I would like to use the blog approach to begin generating tools that make information security decision making easier. There is very little evidence of scientific method usage in information security decision making, including cyber security. Security is a black hole for resources and we are pouring money and potential talent in. We do things like waste money on products that we don’t know if they work or not. We partake in and sponsor educational programs that we don’t know if they are effective. We write policy that we do not know if it will work. We pretend and say things like “there isn’t enough data to do anything but guess for now”. Then we complain about “falling behind”, we turn down real cyber talent because we defined a bad criteria to begin with, and then we claim “critical shortage and cyber talent”. We’re wrong and we always will be wrong. But we’re not accepting that and approaching the problem with the goal of being the least wrong.
Bullshit security solutions, appliances, managed services, frameworks, and methodologies are dominant right now. When you hear “cyber security is hot right now”, what they are really talking about are the steaming piles. Most of these are simple or complex blackboxes. Some involve quantitative steps but are quickly becoming textbook examples of bad statistics.
My experience started as an associate risk analyst. I worked with several of the “big 5” consulting firms and forerunners to establish an enterprise risk management program. The risk assessment methodology being used was “ordinal”. They provided risk estimates in the form of a number between 1 and 3 or colors like red yellow and green. Assessment was and still is majorly based on the pseudo-scientific model known as the “rational model”. You’ll find it in common intro to business decision making textbooks. Today the “rational model” is an approach that reached beyond MBA students. It is also recommended by industry standard guidance and organizations (NIST, COBIT, FFIEC, etc). This is bad. This is the method used for national security, critical infrastructure decision making, financial risk, and many more highly influential groups. When organizations are asked by regulators to “assess the risk accordingly” in order to be compliant, they grab the nearest solution. They do the equivalent of clicking on the first “featured” Google search results at the top of any google search (The guy’s that paid the most to be there, typically including complementary adware downloads).

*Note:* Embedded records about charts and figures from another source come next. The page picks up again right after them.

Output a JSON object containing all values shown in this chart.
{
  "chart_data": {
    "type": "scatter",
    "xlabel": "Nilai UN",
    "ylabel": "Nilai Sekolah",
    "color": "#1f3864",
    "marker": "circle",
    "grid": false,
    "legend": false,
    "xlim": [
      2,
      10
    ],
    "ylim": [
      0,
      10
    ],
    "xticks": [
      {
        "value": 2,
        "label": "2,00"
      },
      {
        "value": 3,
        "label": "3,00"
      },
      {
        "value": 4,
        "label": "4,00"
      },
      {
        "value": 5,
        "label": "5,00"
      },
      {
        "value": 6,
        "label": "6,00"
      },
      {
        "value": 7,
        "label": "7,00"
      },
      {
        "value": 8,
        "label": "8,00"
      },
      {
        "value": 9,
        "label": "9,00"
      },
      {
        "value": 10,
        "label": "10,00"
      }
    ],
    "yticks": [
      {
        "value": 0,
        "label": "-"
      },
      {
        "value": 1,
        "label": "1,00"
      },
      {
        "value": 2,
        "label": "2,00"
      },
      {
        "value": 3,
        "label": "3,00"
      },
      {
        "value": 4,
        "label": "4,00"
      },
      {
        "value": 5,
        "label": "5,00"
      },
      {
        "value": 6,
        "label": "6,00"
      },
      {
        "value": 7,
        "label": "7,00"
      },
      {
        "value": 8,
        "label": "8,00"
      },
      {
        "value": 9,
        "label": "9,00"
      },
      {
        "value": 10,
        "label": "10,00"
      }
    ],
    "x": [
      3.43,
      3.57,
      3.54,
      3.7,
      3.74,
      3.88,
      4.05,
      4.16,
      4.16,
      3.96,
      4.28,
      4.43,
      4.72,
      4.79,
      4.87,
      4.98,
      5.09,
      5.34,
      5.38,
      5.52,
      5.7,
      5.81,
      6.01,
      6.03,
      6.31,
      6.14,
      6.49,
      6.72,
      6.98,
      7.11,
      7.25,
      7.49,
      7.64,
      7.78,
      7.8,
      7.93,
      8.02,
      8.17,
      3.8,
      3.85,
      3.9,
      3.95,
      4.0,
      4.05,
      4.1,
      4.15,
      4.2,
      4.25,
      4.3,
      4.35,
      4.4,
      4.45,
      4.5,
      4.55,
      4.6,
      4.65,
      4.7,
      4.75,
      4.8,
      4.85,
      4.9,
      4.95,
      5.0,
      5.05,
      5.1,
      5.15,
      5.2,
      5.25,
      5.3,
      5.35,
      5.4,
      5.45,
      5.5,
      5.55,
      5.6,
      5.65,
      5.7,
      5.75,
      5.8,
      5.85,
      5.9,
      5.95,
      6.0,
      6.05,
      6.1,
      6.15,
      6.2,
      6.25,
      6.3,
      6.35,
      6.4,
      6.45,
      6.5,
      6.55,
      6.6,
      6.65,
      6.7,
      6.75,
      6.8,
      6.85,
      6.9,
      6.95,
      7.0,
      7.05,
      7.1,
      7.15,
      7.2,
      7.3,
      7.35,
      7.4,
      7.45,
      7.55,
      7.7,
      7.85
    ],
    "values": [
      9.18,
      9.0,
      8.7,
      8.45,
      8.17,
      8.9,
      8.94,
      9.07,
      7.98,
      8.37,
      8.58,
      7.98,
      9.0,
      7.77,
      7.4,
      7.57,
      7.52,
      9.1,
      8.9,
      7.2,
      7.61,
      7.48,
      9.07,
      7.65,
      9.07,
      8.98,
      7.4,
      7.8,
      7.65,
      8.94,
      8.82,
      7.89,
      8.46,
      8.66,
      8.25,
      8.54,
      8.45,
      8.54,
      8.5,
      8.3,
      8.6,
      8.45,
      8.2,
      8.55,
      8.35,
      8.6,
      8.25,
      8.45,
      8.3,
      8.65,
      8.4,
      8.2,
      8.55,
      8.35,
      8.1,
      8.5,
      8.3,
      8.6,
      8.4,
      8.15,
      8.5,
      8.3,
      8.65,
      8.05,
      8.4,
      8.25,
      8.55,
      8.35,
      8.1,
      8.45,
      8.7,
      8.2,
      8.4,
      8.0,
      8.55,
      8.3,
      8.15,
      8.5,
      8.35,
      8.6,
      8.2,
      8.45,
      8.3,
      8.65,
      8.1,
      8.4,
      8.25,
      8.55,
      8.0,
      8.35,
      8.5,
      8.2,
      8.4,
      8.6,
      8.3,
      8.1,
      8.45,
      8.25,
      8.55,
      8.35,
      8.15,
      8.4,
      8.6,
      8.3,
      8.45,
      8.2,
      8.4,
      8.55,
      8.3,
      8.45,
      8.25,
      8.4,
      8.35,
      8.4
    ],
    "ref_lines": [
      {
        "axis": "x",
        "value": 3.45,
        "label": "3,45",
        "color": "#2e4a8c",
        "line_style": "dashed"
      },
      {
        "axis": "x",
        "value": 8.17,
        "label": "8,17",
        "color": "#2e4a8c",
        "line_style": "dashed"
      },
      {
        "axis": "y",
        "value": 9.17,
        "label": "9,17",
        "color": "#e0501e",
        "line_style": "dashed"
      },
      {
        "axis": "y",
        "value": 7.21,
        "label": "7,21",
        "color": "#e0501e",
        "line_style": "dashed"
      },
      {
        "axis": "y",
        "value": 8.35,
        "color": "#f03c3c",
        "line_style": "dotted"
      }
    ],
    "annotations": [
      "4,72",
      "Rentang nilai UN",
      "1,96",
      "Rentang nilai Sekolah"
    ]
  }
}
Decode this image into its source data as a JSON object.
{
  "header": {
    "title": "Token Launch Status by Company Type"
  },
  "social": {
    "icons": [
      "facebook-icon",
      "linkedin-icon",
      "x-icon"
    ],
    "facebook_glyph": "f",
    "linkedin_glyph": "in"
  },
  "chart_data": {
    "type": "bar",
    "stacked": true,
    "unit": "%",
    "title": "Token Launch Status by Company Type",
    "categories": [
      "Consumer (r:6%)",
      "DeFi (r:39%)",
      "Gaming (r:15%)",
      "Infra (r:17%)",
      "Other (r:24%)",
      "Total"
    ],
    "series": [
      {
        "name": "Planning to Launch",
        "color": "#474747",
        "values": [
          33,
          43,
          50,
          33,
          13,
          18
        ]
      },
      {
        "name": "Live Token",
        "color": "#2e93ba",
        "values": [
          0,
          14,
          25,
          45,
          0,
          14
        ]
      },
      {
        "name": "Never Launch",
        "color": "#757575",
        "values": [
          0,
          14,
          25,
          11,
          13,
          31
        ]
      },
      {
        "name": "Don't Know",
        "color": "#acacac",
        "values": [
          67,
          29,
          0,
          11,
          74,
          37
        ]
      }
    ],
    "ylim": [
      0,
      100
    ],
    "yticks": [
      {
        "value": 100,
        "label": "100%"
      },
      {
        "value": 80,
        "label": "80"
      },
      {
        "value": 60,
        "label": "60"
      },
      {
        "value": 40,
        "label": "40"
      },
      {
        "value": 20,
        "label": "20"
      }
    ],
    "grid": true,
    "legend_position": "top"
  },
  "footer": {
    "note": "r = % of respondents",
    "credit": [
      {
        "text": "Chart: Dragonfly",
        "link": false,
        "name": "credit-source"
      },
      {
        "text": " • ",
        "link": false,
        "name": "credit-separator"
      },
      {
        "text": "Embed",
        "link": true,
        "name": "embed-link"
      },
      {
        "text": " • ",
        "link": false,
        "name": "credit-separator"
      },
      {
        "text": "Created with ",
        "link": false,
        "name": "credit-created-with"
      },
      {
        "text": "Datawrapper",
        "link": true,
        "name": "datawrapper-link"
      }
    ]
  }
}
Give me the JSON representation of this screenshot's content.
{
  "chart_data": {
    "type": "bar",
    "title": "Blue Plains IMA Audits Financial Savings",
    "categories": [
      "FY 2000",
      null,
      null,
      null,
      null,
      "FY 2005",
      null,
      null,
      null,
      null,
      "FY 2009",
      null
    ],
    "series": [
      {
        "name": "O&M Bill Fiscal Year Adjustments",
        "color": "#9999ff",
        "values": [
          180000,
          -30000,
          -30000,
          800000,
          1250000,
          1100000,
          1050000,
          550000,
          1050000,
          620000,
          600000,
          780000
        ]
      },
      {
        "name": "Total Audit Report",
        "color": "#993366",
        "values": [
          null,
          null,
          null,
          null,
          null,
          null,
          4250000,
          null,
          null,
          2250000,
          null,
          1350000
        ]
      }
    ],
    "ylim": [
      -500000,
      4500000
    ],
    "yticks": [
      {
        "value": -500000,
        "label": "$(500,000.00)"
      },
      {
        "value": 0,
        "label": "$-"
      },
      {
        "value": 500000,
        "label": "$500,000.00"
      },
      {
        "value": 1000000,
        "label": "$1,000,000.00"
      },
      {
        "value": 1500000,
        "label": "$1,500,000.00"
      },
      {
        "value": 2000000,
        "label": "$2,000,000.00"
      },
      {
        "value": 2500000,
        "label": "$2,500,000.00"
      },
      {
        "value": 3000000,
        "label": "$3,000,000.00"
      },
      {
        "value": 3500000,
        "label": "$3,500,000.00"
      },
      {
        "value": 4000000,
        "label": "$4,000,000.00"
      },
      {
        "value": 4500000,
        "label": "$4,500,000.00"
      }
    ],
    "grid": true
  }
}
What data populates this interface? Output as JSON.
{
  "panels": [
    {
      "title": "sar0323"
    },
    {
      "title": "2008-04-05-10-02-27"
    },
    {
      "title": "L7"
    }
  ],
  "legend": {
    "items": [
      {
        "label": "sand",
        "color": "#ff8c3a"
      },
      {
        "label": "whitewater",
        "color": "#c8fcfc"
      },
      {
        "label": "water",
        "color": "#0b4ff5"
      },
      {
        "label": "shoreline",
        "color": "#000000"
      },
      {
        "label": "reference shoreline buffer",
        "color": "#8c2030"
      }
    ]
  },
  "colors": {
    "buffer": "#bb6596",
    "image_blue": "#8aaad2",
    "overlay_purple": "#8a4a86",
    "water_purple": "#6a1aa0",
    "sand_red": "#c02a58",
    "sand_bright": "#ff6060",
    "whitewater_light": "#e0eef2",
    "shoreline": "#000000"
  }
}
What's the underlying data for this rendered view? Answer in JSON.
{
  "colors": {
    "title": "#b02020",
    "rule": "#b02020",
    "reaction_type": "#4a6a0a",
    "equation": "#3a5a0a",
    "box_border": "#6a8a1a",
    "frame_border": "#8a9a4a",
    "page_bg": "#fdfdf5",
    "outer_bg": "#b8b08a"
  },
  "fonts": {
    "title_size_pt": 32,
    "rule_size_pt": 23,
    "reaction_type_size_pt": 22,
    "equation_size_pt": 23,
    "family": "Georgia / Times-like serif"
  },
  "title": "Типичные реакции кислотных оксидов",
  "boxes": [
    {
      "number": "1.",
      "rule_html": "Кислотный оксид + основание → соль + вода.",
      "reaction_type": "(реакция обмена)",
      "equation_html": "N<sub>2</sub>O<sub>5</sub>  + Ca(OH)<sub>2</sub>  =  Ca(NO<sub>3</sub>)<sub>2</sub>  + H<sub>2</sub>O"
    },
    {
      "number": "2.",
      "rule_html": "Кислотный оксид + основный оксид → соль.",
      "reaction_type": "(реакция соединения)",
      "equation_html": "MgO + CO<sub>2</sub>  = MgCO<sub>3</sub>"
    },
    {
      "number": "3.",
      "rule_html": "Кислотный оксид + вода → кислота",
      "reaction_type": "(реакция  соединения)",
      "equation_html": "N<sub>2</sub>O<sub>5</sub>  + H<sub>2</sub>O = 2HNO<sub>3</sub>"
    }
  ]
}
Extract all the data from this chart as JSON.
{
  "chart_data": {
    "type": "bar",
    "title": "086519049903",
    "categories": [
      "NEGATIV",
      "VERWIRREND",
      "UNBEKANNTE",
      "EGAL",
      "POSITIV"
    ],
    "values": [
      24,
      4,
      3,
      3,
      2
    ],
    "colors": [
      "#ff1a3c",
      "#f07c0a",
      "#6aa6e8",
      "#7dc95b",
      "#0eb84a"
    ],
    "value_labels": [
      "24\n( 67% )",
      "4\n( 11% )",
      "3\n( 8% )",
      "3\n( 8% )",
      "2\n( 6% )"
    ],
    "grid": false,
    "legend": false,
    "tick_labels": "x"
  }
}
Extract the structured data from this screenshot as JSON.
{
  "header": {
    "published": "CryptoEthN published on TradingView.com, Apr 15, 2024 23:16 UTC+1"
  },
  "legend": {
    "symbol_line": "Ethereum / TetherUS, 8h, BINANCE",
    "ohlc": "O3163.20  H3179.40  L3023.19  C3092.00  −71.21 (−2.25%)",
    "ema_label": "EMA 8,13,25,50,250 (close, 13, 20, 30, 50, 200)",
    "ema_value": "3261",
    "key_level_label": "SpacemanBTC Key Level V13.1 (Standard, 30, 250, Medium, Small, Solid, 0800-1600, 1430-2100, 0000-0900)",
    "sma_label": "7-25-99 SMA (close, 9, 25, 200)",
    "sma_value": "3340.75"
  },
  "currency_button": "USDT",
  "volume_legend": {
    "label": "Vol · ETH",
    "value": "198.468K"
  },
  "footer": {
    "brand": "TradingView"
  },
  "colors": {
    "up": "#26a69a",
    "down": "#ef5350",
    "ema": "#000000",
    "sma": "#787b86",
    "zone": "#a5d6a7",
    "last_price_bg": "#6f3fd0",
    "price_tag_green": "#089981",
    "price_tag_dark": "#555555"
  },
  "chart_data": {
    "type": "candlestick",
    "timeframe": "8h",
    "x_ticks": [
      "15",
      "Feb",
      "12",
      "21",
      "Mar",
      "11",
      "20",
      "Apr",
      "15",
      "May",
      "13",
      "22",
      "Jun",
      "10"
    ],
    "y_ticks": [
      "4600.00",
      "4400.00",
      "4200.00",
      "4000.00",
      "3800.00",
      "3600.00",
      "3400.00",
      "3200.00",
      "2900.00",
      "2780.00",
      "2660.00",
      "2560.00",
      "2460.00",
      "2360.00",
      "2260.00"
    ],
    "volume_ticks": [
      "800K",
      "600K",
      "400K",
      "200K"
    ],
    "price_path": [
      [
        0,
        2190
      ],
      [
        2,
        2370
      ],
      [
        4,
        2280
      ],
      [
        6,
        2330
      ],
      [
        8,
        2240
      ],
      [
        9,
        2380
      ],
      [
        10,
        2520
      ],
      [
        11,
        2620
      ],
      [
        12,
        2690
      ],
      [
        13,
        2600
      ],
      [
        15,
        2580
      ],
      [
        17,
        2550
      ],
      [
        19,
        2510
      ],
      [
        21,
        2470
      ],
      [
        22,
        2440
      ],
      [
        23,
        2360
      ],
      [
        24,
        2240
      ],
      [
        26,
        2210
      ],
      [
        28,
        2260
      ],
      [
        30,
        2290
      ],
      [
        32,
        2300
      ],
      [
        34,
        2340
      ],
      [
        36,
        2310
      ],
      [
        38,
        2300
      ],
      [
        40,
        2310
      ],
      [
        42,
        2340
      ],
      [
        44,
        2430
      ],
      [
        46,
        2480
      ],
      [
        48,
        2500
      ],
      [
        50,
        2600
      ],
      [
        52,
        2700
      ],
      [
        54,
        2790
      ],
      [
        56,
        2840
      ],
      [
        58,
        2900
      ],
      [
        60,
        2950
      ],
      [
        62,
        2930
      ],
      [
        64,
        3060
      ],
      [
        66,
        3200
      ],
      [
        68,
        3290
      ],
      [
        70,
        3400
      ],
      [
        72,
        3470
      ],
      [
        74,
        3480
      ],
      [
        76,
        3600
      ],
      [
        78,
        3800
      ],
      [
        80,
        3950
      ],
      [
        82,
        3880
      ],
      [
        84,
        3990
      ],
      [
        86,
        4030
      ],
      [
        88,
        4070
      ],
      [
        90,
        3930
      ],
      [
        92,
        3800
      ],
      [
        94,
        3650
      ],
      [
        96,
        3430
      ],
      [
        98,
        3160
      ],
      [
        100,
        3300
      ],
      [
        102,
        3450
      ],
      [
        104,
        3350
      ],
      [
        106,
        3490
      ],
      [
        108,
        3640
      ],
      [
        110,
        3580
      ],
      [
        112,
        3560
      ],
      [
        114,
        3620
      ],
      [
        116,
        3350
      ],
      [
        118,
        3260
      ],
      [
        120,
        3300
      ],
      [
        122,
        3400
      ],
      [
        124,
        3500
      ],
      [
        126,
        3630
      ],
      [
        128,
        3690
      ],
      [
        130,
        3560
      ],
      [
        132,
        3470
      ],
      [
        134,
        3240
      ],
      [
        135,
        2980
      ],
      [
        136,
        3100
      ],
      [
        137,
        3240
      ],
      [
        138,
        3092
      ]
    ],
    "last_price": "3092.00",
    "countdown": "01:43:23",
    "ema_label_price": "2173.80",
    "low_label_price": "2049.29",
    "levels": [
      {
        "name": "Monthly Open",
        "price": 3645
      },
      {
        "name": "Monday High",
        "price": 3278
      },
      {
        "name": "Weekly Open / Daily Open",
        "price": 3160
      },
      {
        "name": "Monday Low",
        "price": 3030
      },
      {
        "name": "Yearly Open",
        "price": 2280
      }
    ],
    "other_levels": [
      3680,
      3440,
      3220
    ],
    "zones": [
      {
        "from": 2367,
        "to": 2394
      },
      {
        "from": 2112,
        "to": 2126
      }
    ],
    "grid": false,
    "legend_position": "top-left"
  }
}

Some choose methods that are ready, available, featured, inexpensive, and simple. Others exercise more scrutiny and have information security, cyber security, and business intelligence consulting firms come in and present. Whoever makes the most compelling presentation of their services wins the contract. Both approaches are negligent business practices and examples of backwards business decision making where we try to find solutions before we clearly define what our problems are.
Every professional service provider starts off much like I do here. You shit on the competition, you describe the flaws in the methods your target audience is most likely using. Then you promise either the “real” way to do it or the modest diplomatic “better” way to do “risk”. Now I explain to you how different I am and my products and services are. Fortunately for you, I am not selling products and services. I’m an information security professional with a job just like you who wants to put together the best approach to information security decision making. This is where I try to seem relatable to you, the target audience, but then pull a fast one and ask for money or your email address so that you can download the smart sounding whitepaper my firm’s latest underpaid intern wrote.
I’m doing this blog for myself. The stone-age approach to information security decision making and risk management fuels a powerful anxiety in me that I have a hard time containing. Writing this blog is a kind of therapy for me. Fortunately, the therapy for treating bullshit induced anxiety is the truth-seeking dialectic otherwise known as education. I want to create open-source solutions and I want equally critical readers to contribute. Together we can treat my anxiety and come up with real solutions.